Hummer sale could veer off-road
Jui Chakravorty Das
General Motors has not even officially put Hummer up for sale yet, and likely buyers are already backing away.
Three carmakers that held exploratory talks with GM on a possible Hummer sale are now expressing disinterest, meaning only one thing is certain: Hummer is going to be a tough sell.
Hummer is not a particularly attractive asset as petrol prices squeeze drivers worldwide and environmental concerns increasingly trump any other notion of what's cool.
Modelled on US military vehicles widely deployed in the Gulf War in 1991, the Hummer sports utility vehicle made its debut shortly after, when US petrol prices were less than half what they are now.
Sources had earlier told Reuters that GM held exploratory talks with India's Mahindra & Mahindra, whose interest in the gas-guzzling brand was muted due to its plans to launch its own truck and SUV in the US market next year.

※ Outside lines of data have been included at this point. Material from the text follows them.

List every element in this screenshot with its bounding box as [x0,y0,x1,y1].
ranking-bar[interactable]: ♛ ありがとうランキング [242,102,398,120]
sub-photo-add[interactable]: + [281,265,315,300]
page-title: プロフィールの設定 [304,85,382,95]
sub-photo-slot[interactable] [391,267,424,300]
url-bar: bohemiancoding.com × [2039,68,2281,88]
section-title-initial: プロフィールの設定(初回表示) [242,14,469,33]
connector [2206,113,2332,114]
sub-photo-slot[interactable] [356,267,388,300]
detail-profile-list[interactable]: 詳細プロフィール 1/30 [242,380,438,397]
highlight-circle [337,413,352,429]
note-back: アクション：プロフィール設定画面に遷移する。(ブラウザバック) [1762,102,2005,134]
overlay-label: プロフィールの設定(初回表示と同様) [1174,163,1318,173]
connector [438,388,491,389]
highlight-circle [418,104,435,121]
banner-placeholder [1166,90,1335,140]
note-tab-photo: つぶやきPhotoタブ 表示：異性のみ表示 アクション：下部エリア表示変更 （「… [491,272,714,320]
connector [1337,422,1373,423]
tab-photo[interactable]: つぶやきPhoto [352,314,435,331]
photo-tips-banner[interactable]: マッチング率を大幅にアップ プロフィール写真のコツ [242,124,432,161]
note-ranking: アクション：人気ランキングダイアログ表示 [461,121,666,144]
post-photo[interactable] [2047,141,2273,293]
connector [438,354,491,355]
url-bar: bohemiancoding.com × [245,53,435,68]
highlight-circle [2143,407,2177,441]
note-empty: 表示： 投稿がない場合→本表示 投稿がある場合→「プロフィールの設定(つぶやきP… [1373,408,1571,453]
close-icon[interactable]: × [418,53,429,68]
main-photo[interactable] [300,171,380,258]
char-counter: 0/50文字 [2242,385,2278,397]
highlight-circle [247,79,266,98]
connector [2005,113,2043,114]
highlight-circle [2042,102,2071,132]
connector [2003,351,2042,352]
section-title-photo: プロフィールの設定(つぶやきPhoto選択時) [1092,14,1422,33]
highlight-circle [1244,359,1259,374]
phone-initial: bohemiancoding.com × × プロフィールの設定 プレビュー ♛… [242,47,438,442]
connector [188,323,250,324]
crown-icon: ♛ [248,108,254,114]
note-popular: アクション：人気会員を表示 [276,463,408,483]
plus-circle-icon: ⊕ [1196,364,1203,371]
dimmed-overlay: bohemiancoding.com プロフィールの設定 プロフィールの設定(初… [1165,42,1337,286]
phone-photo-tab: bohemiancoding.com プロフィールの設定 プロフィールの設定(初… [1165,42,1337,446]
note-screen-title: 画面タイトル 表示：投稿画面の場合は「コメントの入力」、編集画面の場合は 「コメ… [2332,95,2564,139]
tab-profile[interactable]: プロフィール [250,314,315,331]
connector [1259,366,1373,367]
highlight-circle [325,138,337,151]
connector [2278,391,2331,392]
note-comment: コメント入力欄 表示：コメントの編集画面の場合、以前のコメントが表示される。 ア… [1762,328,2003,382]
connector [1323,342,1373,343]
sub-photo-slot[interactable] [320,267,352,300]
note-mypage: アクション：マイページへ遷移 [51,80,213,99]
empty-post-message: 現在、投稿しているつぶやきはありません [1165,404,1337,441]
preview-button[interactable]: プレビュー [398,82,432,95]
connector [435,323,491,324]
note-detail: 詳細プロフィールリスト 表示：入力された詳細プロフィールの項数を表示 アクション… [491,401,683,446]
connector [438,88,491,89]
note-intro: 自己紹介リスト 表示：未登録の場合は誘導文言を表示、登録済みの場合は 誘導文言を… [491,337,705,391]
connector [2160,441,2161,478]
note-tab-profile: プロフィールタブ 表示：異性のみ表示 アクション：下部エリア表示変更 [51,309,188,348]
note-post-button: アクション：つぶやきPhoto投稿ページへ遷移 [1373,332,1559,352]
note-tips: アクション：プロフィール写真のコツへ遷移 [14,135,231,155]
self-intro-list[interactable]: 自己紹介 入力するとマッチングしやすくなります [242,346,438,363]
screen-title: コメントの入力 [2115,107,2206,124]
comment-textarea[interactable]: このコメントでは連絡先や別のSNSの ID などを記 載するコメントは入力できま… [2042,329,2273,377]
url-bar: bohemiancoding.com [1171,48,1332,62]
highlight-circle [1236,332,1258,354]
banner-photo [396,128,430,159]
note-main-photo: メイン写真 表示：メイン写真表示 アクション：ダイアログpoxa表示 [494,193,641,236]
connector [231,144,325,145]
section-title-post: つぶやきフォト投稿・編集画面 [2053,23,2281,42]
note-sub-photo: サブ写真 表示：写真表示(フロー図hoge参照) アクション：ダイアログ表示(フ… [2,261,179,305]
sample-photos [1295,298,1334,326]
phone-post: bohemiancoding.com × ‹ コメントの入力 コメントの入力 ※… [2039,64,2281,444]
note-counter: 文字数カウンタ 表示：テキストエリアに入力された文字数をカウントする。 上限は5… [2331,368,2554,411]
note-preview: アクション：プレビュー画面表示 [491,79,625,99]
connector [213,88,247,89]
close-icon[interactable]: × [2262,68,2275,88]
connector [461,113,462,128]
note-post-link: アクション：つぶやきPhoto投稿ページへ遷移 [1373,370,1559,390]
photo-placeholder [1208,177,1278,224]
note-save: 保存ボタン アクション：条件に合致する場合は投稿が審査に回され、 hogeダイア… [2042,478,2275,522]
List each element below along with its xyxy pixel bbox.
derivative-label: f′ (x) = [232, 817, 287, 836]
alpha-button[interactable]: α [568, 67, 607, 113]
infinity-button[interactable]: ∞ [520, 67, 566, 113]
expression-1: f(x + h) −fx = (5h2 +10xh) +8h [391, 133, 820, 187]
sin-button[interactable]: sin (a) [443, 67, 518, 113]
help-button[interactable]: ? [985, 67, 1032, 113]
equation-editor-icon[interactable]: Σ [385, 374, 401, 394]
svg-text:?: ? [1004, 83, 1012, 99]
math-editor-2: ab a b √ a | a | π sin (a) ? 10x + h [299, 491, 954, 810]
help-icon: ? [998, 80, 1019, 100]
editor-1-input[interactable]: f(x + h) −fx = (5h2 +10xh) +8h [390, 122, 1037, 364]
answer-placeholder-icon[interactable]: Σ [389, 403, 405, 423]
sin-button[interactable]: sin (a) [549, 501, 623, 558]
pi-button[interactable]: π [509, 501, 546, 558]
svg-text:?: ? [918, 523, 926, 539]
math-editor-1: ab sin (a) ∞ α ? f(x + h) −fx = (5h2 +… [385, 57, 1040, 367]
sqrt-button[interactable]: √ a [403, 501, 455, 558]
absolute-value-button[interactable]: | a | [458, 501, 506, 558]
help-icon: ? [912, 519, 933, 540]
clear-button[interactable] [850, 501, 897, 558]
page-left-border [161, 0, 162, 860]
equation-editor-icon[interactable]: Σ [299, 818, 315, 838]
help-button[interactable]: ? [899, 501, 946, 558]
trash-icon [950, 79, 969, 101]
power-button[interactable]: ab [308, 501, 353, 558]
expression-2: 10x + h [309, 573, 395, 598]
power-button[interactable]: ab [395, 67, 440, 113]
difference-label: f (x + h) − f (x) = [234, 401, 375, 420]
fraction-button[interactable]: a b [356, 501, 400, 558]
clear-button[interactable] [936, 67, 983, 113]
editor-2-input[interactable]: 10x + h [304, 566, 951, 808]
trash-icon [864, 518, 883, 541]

The automaker had declined to comment directly thus far.
But then Mahindra announced on Monday it was "not pursuing" Hummer.
Further underlining the challenge GM faces, Russian oligarch Oleg Deripaska's car unit, Russian Machines, denied a strategic interest in Hummer after sources said last week the tycoon had expressed initial interest.
In a triple whammy, another source said on Monday Hunan Changfeng Motor had held preliminary talks with GM, but the Chinese SUV maker backed off after touring Hummer's US factory, citing limited potential to market the vehicle.
"The Hummer is way too expensive for the Chinese military and demand from civilian buyers is not big enough to justify a purchase, especially with oil prices running near an all-time high," the source said.
The same reasoning would probably apply to other Chinese automakers as well - many of whom have been the subject of speculation as possible Hummer buyers.
"Fuel prices have changed buyers' attitudes," said Kevin Reale, automotive analyst at Endeca Technologies. "Unless someone is going to acquire it for military use, I just don't see it being a viable product line."
Aside from fuel prices, the brand's biggest strength is also its biggest weakness: it is a niche model with a limited product line. That's not ideal for any automaker buying the brand to gain a US presence.
"Hummer needs a complete product overhaul," said Erich Merkle, automotive consultant at Crowe Chizek. "Then again, if you do a complete overhaul, you would take Hummer away from what defines it and makes it the brand that it is."
The original Humvees were multipurpose, off-road military vehicles, but maker AM General launched Hummer for civilians in 1992. GM bought the brand in 1999 and went on to sell the H1, H2 and H3 models.
California Gov. Arnold Schwarzenegger once boasted a fleet of eight Hummers, and he memorably referred to them while debating rivals during the state's gubernatorial race.
But as oil prices have risen, sales have plunged. US demand - comprising the bulk of all Hummer sales - is down 44% so far this year. Schwarzenegger has sold his fleet.
Another challenge a prospective buyer of the brand would face is access to a dealer network. Most
Hummer dealerships are combined with Saab and Cadillac showrooms, so a buyer could be limited to selling only Hummer vehicles in its US showrooms.
Perhaps in response to that potential problem, GM is negotiating with some Hummer dealers to buy out stores, making deals ranging from $2 million to $5 million depending on the size of their businesses, some dealers have told Reuters.
That could indicate GM plans to stop selling Hummer in the US market eventually or it could mean GM hopes to make things more attractive for a buyer by letting it launch its own independent US dealer network.
But the dealer buyouts and preparations to sell the brand come as GM gears up to launch a new Hummer product: the H3T.
The mid-sized Hummer pickup truck will enter a weak market. US sales in that category are down 23 percent through July.
GM, which has lost more than $51 billion in the past three years and aims to raise up to $4 billion through asset sales, needs to get rid of poorly performing brands to raise cash.
But with no interest from the Russian, Indian and Chinese carmakers, and GM's very public financial crisis, anybody still interested in the brand is likely to make a lowball offer.
So short of giving the brand away for pennies on the dollar, it's hard to see what GM might do.
GM CEO Rick Wagoner recently said there is "significant interest" in the automaker's assets, including Hummer.